Chunking (or shallow parsing) groups adjacent tokens into syntactic phrases without building full parse trees. Chunks typically include noun phrases (“the quick brown fox”), verb phrases (“will run”), and prepositional phrases (“over the hill”). Chunking is simpler than full parsing and computationally efficient, useful for information extraction and text analysis.
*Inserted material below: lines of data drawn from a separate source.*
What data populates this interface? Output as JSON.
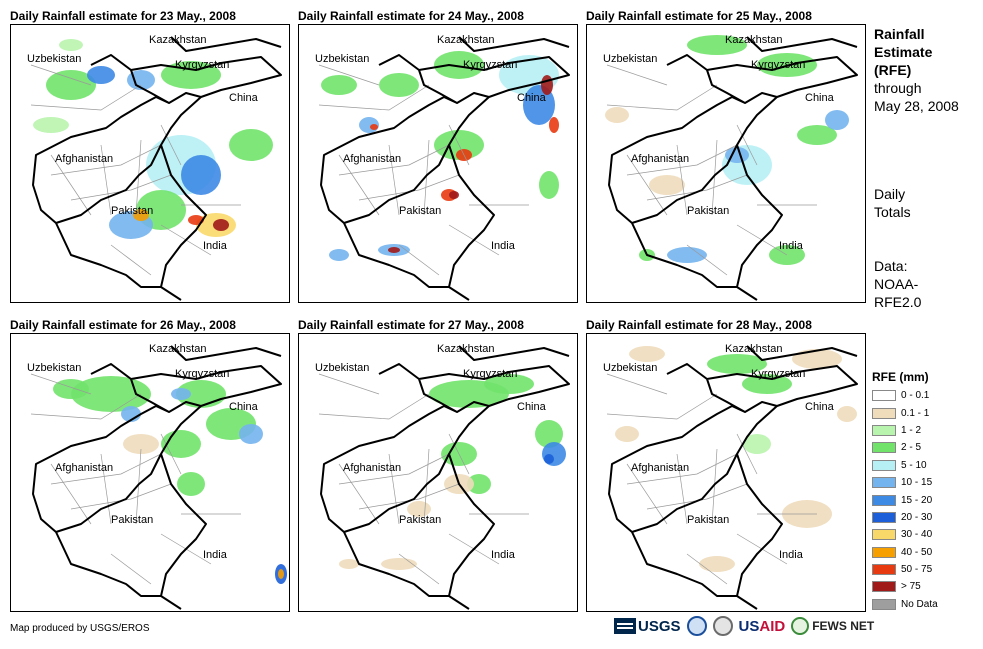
{
  "panels": [
    {
      "title": "Daily Rainfall estimate for 23 May., 2008"
    },
    {
      "title": "Daily Rainfall estimate for 24 May., 2008"
    },
    {
      "title": "Daily Rainfall estimate for 25 May., 2008"
    },
    {
      "title": "Daily Rainfall estimate for 26 May., 2008"
    },
    {
      "title": "Daily Rainfall estimate for 27 May., 2008"
    },
    {
      "title": "Daily Rainfall estimate for 28 May., 2008"
    }
  ],
  "countries": {
    "kazakhstan": "Kazakhstan",
    "uzbekistan": "Uzbekistan",
    "kyrgyzstan": "Kyrgyzstan",
    "china": "China",
    "afghanistan": "Afghanistan",
    "pakistan": "Pakistan",
    "india": "India"
  },
  "side": {
    "title_bold_1": "Rainfall",
    "title_bold_2": "Estimate",
    "title_bold_3": "(RFE)",
    "title_line_4": "through",
    "title_line_5": "May 28, 2008",
    "daily_1": "Daily",
    "daily_2": "Totals",
    "data_1": "Data:",
    "data_2": "NOAA-",
    "data_3": "RFE2.0"
  },
  "legend": {
    "title": "RFE (mm)",
    "items": [
      {
        "label": "0 - 0.1",
        "color": "#ffffff"
      },
      {
        "label": "0.1 - 1",
        "color": "#eedcbb"
      },
      {
        "label": "1 - 2",
        "color": "#b9f4ae"
      },
      {
        "label": "2 - 5",
        "color": "#71e36b"
      },
      {
        "label": "5 - 10",
        "color": "#b6f0f5"
      },
      {
        "label": "10 - 15",
        "color": "#74b4ee"
      },
      {
        "label": "15 - 20",
        "color": "#3d8ae5"
      },
      {
        "label": "20 - 30",
        "color": "#1c5fd8"
      },
      {
        "label": "30 - 40",
        "color": "#f9d86a"
      },
      {
        "label": "40 - 50",
        "color": "#f59f00"
      },
      {
        "label": "50 - 75",
        "color": "#e83a10"
      },
      {
        "label": "> 75",
        "color": "#a01a1a"
      },
      {
        "label": "No Data",
        "color": "#9e9e9e"
      }
    ]
  },
  "footer": {
    "credit": "Map produced by USGS/EROS",
    "usgs": "USGS",
    "usaid_blue": "US",
    "usaid_red": "AID",
    "fews": "FEWS NET"
  }
}
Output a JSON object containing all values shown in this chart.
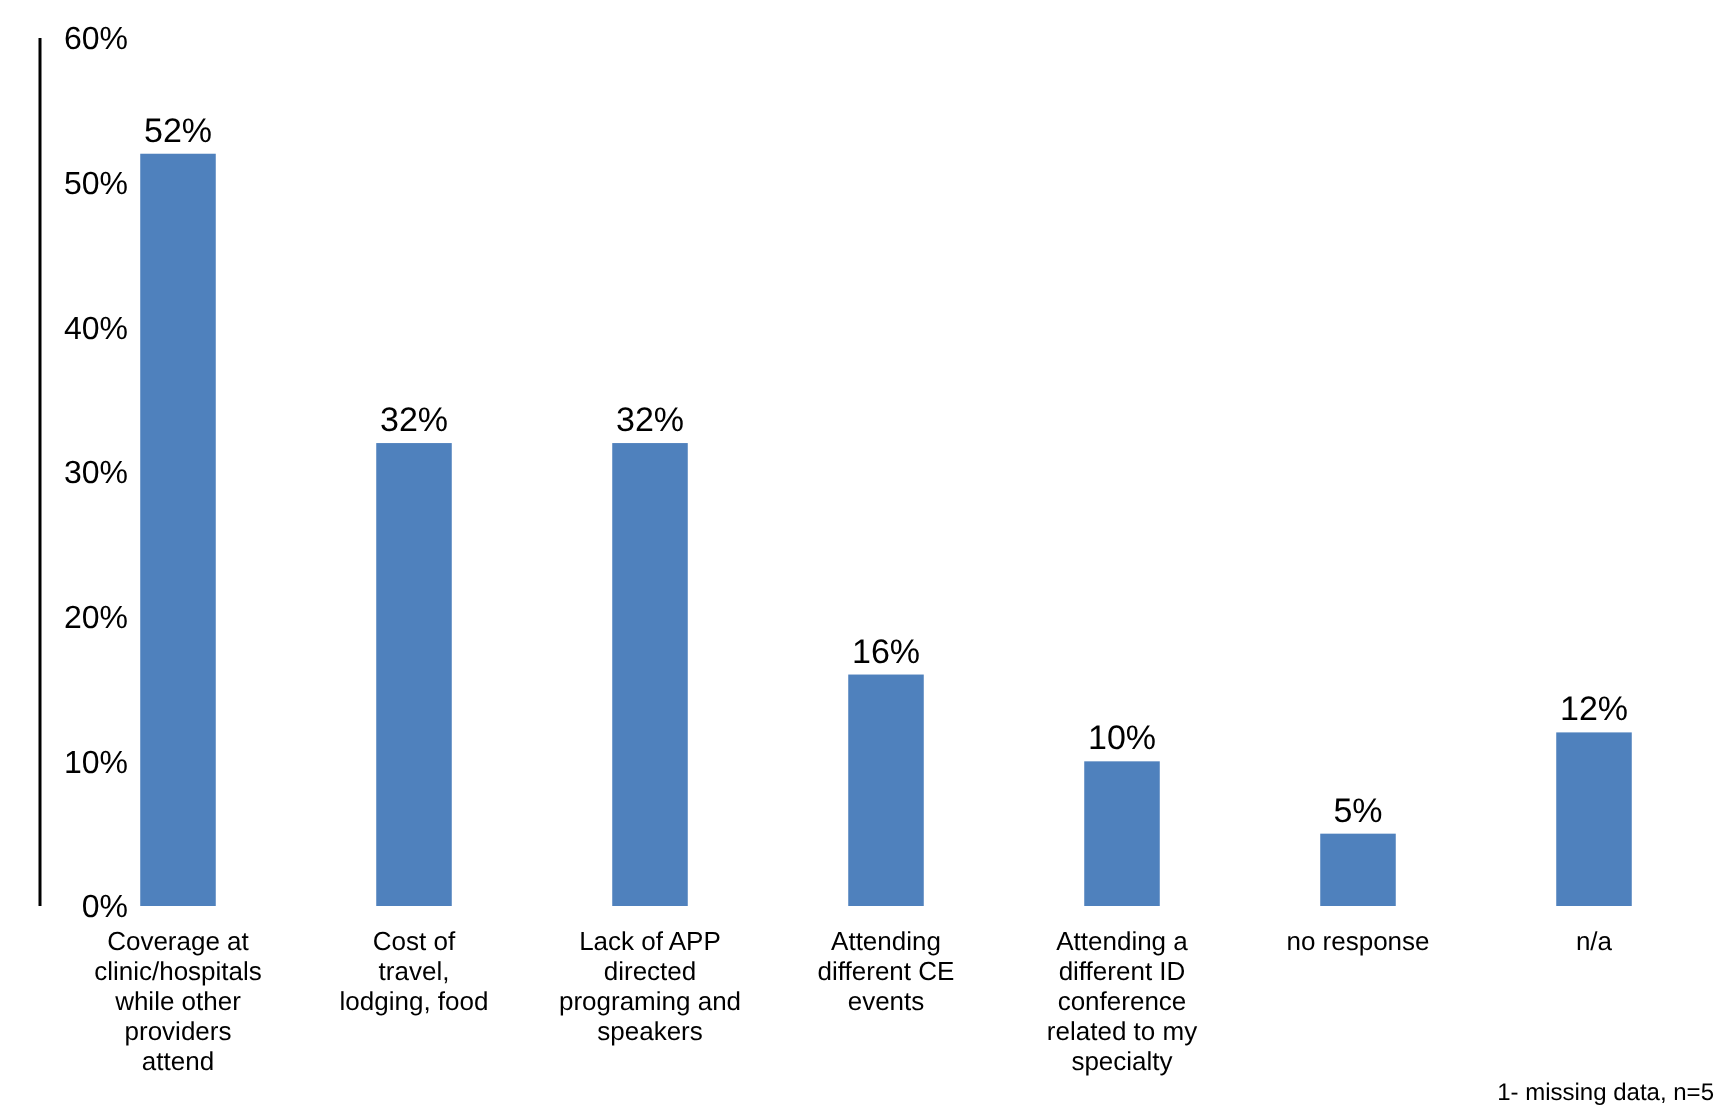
{
  "chart_data": {
    "type": "bar",
    "categories": [
      "Coverage at clinic/hospitals while other providers attend",
      "Cost of travel, lodging, food",
      "Lack of APP directed programing and speakers",
      "Attending different CE events",
      "Attending a different ID conference related to my specialty",
      "no response",
      "n/a"
    ],
    "values": [
      52,
      32,
      32,
      16,
      10,
      5,
      12
    ],
    "color": "#4f81bd",
    "ylim": [
      0,
      60
    ],
    "yticks": [
      {
        "value": 0,
        "label": "0%"
      },
      {
        "value": 10,
        "label": "10%"
      },
      {
        "value": 20,
        "label": "20%"
      },
      {
        "value": 30,
        "label": "30%"
      },
      {
        "value": 40,
        "label": "40%"
      },
      {
        "value": 50,
        "label": "50%"
      },
      {
        "value": 60,
        "label": "60%"
      }
    ],
    "value_labels": [
      "52%",
      "32%",
      "32%",
      "16%",
      "10%",
      "5%",
      "12%"
    ],
    "grid": false,
    "annotations": [
      "1- missing data, n=5"
    ]
  }
}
[illustrate: Text with chunks marked: NP (noun phrase), VP (verb phrase), PP (prepositional phrase)]

How it works

Tag sequences: Typically use IOB or BIO encoding
- [NP The quick brown fox] [VP runs] [PP over the hill]
- IOB: B-NP, I-NP, I-NP, I-NP, B-VP, B-PP, I-PP, I-PP
Chunk types: Common phrases
- NP (noun phrase): articles, adjectives, nouns
- VP (verb phrase): verbs, auxiliaries, particles
- PP (prepositional phrase): prepositions + NP
- ADJP (adjective phrase): adjectives
- ADVP (adverbial phrase): adverbs
Neural chunking:
- Encode tokens with BERT or BiLSTM
- Classify each token’s chunk type
- IOB decoding to extract phrase spans

Example

Sentence: "The quick brown fox runs over the hill quickly"

Chunks:
[NP The quick brown fox] [VP runs] [PP over the hill] [ADVP quickly]

IOB tagging:
The/B-NP quick/I-NP brown/I-NP fox/I-NP runs/B-VP
over/B-PP the/I-PP hill/I-PP quickly/B-ADVP

Variants and history

Chunking emerged in the 1990s as a task intermediate between POS tagging and full parsing. Rule-based chunkers used POS patterns. Machine learning chunking (SVMs, CRFs, 2000s) improved robustness. Neural chunking (BiLSTM-CRF, BERT-based, 2015+) achieved high accuracy. Modern systems often joint-train chunking with POS tagging or NER for efficiency.

When to use it

Use chunking for:

Quick noun phrase extraction
Lightweight syntactic analysis
Information extraction without full parsing
Text preprocessing for other tasks
Handling languages where full parsing is expensive

Chunking is efficient and interpretable. For complex syntactic phenomena, full dependency or constituency parsing may be necessary.